The Indian coal ministry has recieved over 316 applications for the allotment of 17 coal blocks with total estimated reserves of 8.45 billion tonnes.
Of the applications, 235 came from power companies and 38 from mining companies.
"The remaining applications are either incomplete or have been withdrawn," a government official told local media.
In December 2012, the ministry initiated the mine allocation process under the amended provisions of Mines and Mineral Development and Regulation (MMDR) Act and invited proposals from public sector undertakings (PSU).
Coal blocks on offer include Baisi, Banai, Bhalmunda, Jilga-Barpali and Pachwara South in Jharkhand; Gandbahera-Uhhenia in Madhya Pradesh; Mahajanwadi in Maharashtra; Brahamani, Chandrabila, Kundanali-Laburi, Sarapal-Nuapara and Tentuloi in Odisha; and Deocha-Pachami-Dewanganj-Harinsingha in West Bengal.

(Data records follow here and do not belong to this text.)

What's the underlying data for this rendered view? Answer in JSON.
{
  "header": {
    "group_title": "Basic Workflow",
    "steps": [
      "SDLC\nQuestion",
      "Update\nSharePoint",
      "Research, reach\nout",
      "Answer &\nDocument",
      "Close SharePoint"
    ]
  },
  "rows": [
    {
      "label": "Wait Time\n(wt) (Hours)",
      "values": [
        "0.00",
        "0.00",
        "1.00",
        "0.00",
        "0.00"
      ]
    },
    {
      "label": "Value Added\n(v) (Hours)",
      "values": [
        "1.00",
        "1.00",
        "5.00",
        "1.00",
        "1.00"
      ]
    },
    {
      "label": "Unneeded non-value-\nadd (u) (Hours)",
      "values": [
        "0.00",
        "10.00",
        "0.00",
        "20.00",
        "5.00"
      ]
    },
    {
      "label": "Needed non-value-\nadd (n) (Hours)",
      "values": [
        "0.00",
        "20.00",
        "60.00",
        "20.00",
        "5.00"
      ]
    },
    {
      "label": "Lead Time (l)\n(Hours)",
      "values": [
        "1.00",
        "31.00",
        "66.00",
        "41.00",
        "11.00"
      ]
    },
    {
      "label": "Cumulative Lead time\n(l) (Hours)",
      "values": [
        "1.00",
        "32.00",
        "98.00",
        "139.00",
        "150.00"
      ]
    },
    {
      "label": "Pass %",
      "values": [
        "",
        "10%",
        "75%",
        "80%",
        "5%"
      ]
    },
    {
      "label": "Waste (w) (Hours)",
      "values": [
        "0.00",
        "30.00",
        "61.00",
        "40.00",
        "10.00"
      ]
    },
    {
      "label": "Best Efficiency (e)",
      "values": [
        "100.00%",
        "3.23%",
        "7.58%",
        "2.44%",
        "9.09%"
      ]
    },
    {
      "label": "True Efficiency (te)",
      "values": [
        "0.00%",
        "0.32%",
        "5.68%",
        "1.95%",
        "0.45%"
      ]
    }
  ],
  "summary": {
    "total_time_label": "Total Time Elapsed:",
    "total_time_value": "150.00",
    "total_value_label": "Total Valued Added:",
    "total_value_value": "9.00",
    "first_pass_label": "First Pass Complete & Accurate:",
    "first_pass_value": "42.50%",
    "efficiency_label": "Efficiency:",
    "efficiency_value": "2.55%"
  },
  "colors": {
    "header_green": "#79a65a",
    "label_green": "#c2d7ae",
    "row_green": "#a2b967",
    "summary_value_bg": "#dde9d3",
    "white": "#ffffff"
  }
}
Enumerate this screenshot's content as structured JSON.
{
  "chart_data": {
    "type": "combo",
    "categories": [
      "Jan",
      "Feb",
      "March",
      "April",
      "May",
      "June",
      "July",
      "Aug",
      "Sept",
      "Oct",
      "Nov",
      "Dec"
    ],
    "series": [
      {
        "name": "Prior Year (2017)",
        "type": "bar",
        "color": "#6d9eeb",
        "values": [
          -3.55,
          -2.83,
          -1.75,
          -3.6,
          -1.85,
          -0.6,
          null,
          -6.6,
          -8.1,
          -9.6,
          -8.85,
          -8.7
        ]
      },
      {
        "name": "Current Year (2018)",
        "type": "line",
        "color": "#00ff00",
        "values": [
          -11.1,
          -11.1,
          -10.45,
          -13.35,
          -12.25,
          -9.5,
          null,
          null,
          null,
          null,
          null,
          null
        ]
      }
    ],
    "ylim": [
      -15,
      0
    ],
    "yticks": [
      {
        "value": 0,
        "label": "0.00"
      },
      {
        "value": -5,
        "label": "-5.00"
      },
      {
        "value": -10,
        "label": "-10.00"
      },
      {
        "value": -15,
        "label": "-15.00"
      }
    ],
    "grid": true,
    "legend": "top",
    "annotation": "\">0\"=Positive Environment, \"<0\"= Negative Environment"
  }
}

The government extended the last date for receipt of applications from 30 January 2013 to 8 February 2013 to state-owned companies, following efforts to make the allotment process more transparent.
In August 2012, the Comptroller and Auditor General (CAG) reported that the sale of coalfields without open bidding between 2004 and 2009 cost India $33bn.

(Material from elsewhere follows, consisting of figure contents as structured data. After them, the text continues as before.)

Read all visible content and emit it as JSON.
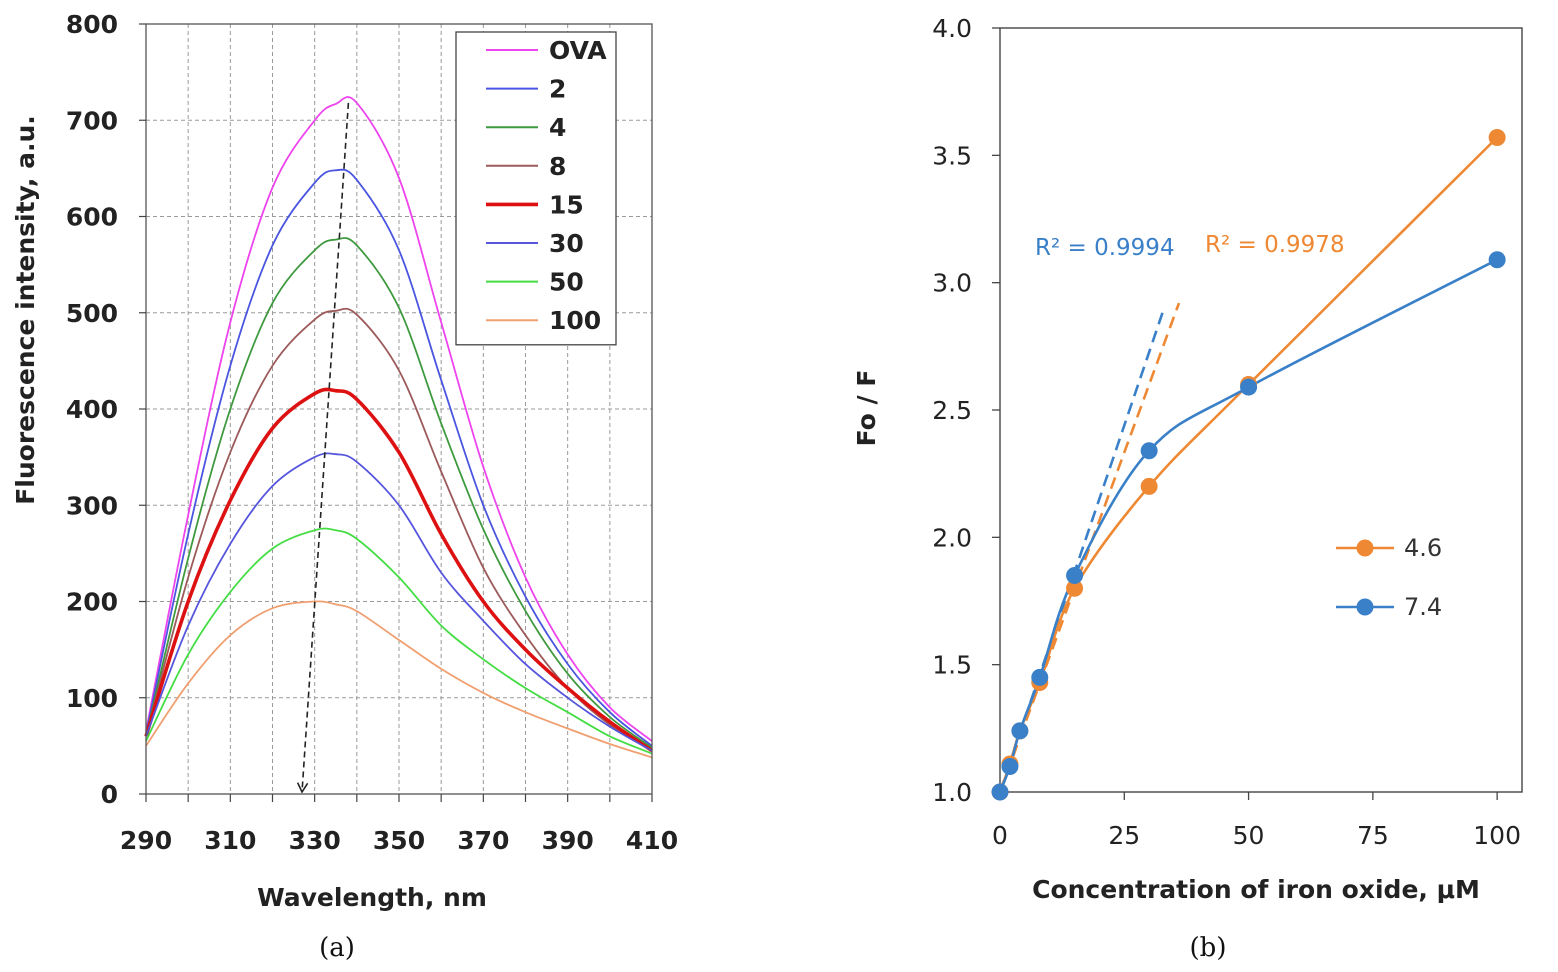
{
  "chart_data": [
    {
      "panel_label": "(a)",
      "type": "line",
      "xlabel": "Wavelength, nm",
      "ylabel": "Fluorescence intensity, a.u.",
      "xlim": [
        290,
        410
      ],
      "ylim": [
        0,
        800
      ],
      "x_ticks": [
        290,
        310,
        330,
        350,
        370,
        390,
        410
      ],
      "y_ticks": [
        0,
        100,
        200,
        300,
        400,
        500,
        600,
        700,
        800
      ],
      "grid": true,
      "legend_position": "top-right",
      "x": [
        290,
        300,
        310,
        320,
        330,
        335,
        340,
        350,
        360,
        370,
        380,
        390,
        400,
        410
      ],
      "series": [
        {
          "name": "OVA",
          "color": "#ee44ee",
          "values": [
            65,
            290,
            490,
            630,
            700,
            717,
            718,
            640,
            490,
            340,
            225,
            145,
            90,
            55
          ]
        },
        {
          "name": "2",
          "color": "#4a55e0",
          "values": [
            62,
            270,
            445,
            570,
            635,
            648,
            638,
            565,
            430,
            300,
            205,
            135,
            85,
            50
          ]
        },
        {
          "name": "4",
          "color": "#3f9a3f",
          "values": [
            60,
            245,
            400,
            510,
            565,
            576,
            570,
            505,
            385,
            275,
            190,
            125,
            80,
            48
          ]
        },
        {
          "name": "8",
          "color": "#9c5a5a",
          "values": [
            60,
            225,
            355,
            445,
            493,
            502,
            498,
            440,
            335,
            235,
            165,
            110,
            72,
            45
          ]
        },
        {
          "name": "15",
          "color": "#dd1111",
          "values": [
            60,
            200,
            305,
            380,
            416,
            419,
            410,
            355,
            270,
            200,
            150,
            110,
            75,
            45
          ]
        },
        {
          "name": "30",
          "color": "#5555dd",
          "values": [
            60,
            175,
            260,
            320,
            350,
            353,
            345,
            300,
            230,
            180,
            135,
            100,
            70,
            45
          ]
        },
        {
          "name": "50",
          "color": "#44dd44",
          "values": [
            55,
            145,
            210,
            255,
            274,
            274,
            265,
            225,
            175,
            140,
            110,
            85,
            60,
            42
          ]
        },
        {
          "name": "100",
          "color": "#f0a070",
          "values": [
            50,
            115,
            165,
            193,
            200,
            197,
            190,
            160,
            130,
            105,
            85,
            68,
            52,
            38
          ]
        }
      ],
      "arrow": {
        "from": [
          338,
          718
        ],
        "to": [
          327,
          0
        ]
      }
    },
    {
      "panel_label": "(b)",
      "type": "line",
      "xlabel": "Concentration of iron oxide, μM",
      "ylabel": "Fo / F",
      "xlim": [
        0,
        105
      ],
      "ylim": [
        1.0,
        4.0
      ],
      "x_ticks": [
        0,
        25,
        50,
        75,
        100
      ],
      "y_ticks": [
        "1.0",
        "1.5",
        "2.0",
        "2.5",
        "3.0",
        "3.5",
        "4.0"
      ],
      "grid": false,
      "legend_position": "right",
      "series": [
        {
          "name": "4.6",
          "color": "#ee8833",
          "x": [
            0,
            2,
            4,
            8,
            15,
            30,
            50,
            100
          ],
          "values": [
            1.0,
            1.11,
            1.24,
            1.43,
            1.8,
            2.2,
            2.6,
            3.57
          ],
          "fit": {
            "r2_label": "R² = 0.9978",
            "x": [
              0,
              36
            ],
            "y": [
              1.0,
              2.92
            ]
          }
        },
        {
          "name": "7.4",
          "color": "#3a80c8",
          "x": [
            0,
            2,
            4,
            8,
            15,
            30,
            50,
            100
          ],
          "values": [
            1.0,
            1.1,
            1.24,
            1.45,
            1.85,
            2.34,
            2.59,
            3.09
          ],
          "fit": {
            "r2_label": "R² = 0.9994",
            "x": [
              0,
              33
            ],
            "y": [
              1.0,
              2.9
            ]
          }
        }
      ]
    }
  ]
}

As a result, both public sector enterprises and private firms paid less for the coal blocks than they might have otherwise.

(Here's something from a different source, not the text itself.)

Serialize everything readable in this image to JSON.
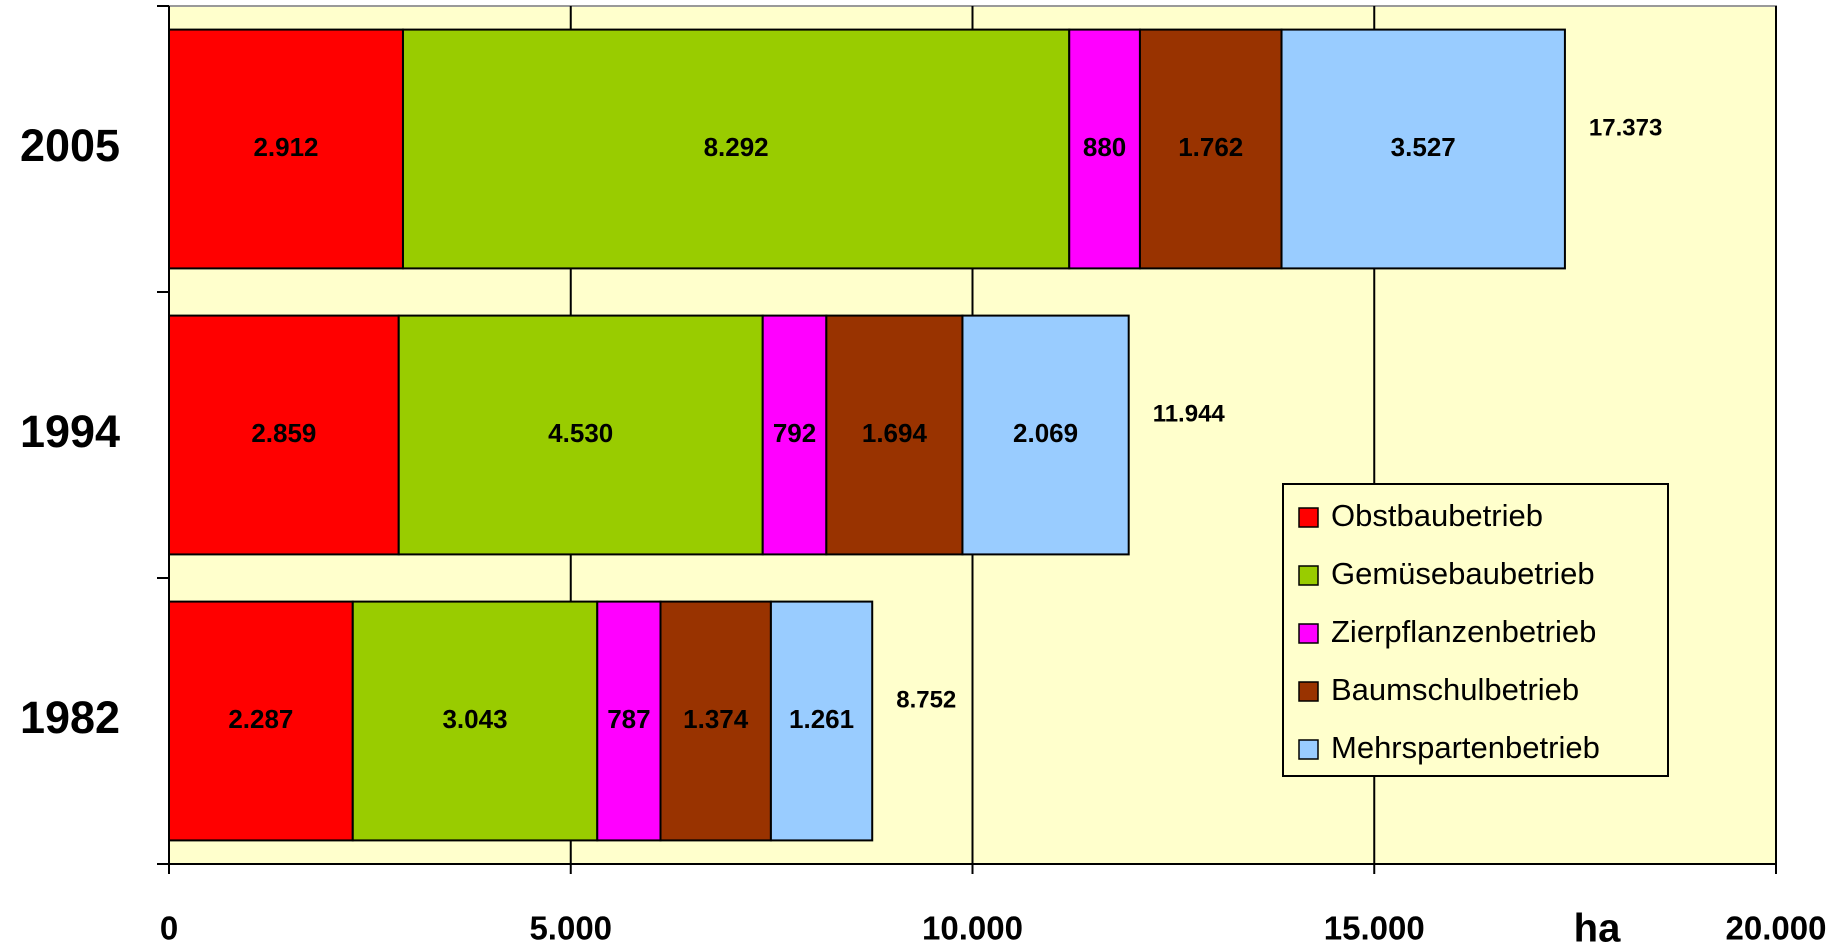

"For most of these coal blocks, statutory and environmental permissions have not been given. The Prime Minister’s argument that pending change of policy to competitive bidding, allocation was necessary for the growth of GDP is eyewash. None of these coal blocks have contributed to the GDP," CAG said in a statement.
Image: The Indian coal ministry is allotting coal blocks specifically for captive power plants. Photo: Stephen Codrington.